Reach out, they’ll be there: the Neonatal Paediatric Transport Team

Image of transport team members walking to ambulance

November 30, 2023

Any day, any time, the Neonatal Paediatric Transport Team could get the call.

“The call” is an ask for help from any of the dozens of regional partners who need this team and their specialized knowledge and equipment to help save a child’s life.

For over 30 years the Neonatal Paediatric Transport Team has been an important resource for kids who are too unstable to stay where they are, or for regular modes of transportation. With the largest geographic catchment area of all the neonatal paediatric transport teams in Ontario, the team covers all of Southwestern Ontario to the US/Canada border, northeast all the way to the Manitoba border and north as far as Fort Francis and Red Lake . This team of highly-skilled and trained nurses and respiratory therapists travel by air and land to stabilize kids as young as preterm infants to 17 years and bring them back to Children’s Hospital at London Health Sciences Centre (LHSC) for the level of care they need. 

From January 2023 to date the team has taken approximately 900 calls. And respiratory season marks a particularly busy time: last year the team received almost double the call volume per day during the fall/early winter months. Due to the increased need the team is looking to expand to a third shift.

Who they are

A small but mighty team of 20 nurses and respiratory therapists make up this important resource. The team at Children’s Hospital are one of only four in the province, and ours was the first to transport children as old as 17.

As you can imagine, this requires an immense amount of knowledge and training: in fact, it takes approximately a year and a half of additional training before team members are certified as Provincially Certified Transport Clinicians. This training includes in-class learning, preceptor time and then transport-specific education and a series of provincially-mandated simulations. But one of the most important skill is the ability to pivot in an ever-changing situation.

"In the air, on the ground - anything can happen anywhere,” says, Leeann Trowbridge, Respiratory Therapist. “Luckily, we're skilled enough to be able to pivot as needed." 

How they work

The initial call comes through CritiCall (an emergency consultation and referral service for physicians) from any hospital in their catchment area that need the support of the team to stabilize a patient, and then to get them to Children’s Hospital.

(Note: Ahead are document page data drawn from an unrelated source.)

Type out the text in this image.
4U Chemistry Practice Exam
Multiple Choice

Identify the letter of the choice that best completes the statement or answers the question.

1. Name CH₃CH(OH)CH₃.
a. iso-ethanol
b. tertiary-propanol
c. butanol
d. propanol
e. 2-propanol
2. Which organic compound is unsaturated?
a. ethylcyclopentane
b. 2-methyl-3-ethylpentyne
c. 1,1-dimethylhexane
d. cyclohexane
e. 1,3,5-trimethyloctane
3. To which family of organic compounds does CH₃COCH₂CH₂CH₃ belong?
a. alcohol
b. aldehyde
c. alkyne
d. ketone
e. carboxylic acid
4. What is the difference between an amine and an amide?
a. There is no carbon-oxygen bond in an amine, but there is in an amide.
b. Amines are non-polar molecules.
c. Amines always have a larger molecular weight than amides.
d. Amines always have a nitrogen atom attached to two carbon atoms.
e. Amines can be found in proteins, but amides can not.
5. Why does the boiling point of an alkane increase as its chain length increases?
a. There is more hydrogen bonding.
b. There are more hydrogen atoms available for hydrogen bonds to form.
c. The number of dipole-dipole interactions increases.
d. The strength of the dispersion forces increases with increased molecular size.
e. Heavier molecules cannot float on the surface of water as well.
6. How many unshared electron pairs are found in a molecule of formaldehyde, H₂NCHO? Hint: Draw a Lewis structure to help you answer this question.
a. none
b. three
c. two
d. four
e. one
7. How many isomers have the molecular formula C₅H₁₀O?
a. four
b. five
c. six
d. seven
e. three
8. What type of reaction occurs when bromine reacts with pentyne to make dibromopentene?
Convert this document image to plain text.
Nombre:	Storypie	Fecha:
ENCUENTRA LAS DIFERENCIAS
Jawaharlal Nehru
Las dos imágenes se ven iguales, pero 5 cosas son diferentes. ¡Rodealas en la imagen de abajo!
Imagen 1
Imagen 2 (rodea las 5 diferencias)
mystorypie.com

From there, the caller(s) will work with a physician to manage emergent needs, while the transport team determines what they will need to stabilize the patient and ensure they can be safely transported to Children’s Hospital.

The transport team then works with EMS partners, such as London Paramedic Services and ORNGE, to get to the patient by ground, fixed-wing aircraft, or helicopter. Physicians will sometimes attend these calls, but more often than not it’s just two team members: a nurse and a respiratory therapist.

While it can sometimes take hours to get there (with support from the team along the way), when they do arrive, Leeanne says, “we just get the warmest welcome. They’re so thankful we can help.”

The team then focuses on providing assessments and gathering additional information (particularly how things may have changed while they were traveling). They consult with Children’s Hospital physicians about next steps and prepare the patient for transport. This requires a number of specialized pieces of equipment, including their “mobile ICU”, which is a transport incubator generously donated through Children’s Health Foundation.

Patients are then transported to Children’s Hospital, providing care along the way as needed.

When asked about the team and their work, Director Dr. Henry Roukema praises their “superb” knowledge of transport medicine. “They know what needs to go right and what could go wrong in order to bring patients here safely."

Their role as educators

Another important part of the role is what the team calls “in-moment education”.

Once a patient is stabilized, the team often uses the opportunity to work with regional hospitals on education and pass along knowledge that could be helpful for future patient care.

But beyond the help and skills they bring to other hospitals, the team is also proud to support Children’s Hospital on-site as well. 

“We have a lot to offer as a team,” explains Registered Nurse, Laura Regier. “We round to different units, we can help with advanced skills, we can even help facilitate transports within the hospital.”

Neonatal Paediatric Transport Team: Quick Facts

  • One of only four neonatal paediatric transport teams in the province. The team at Children’s Hospital were the first to move beyond transporting only neonatal and very young patients, and instead pick up children as old as 17.
  • The team works with EMS partners to transport children as young as preterm infants (up to 22 weeks) to 17 years of age who require intensive care via land and air.
  • Their catchment area is as far north as Fort Francis, as far south as the Canada/US border, and through all of Southwestern Ontario.
  • The team have received over 900 calls since January 2023.
  • The team is comprised of 20 nurses and respiratory therapists, with one of each going on calls.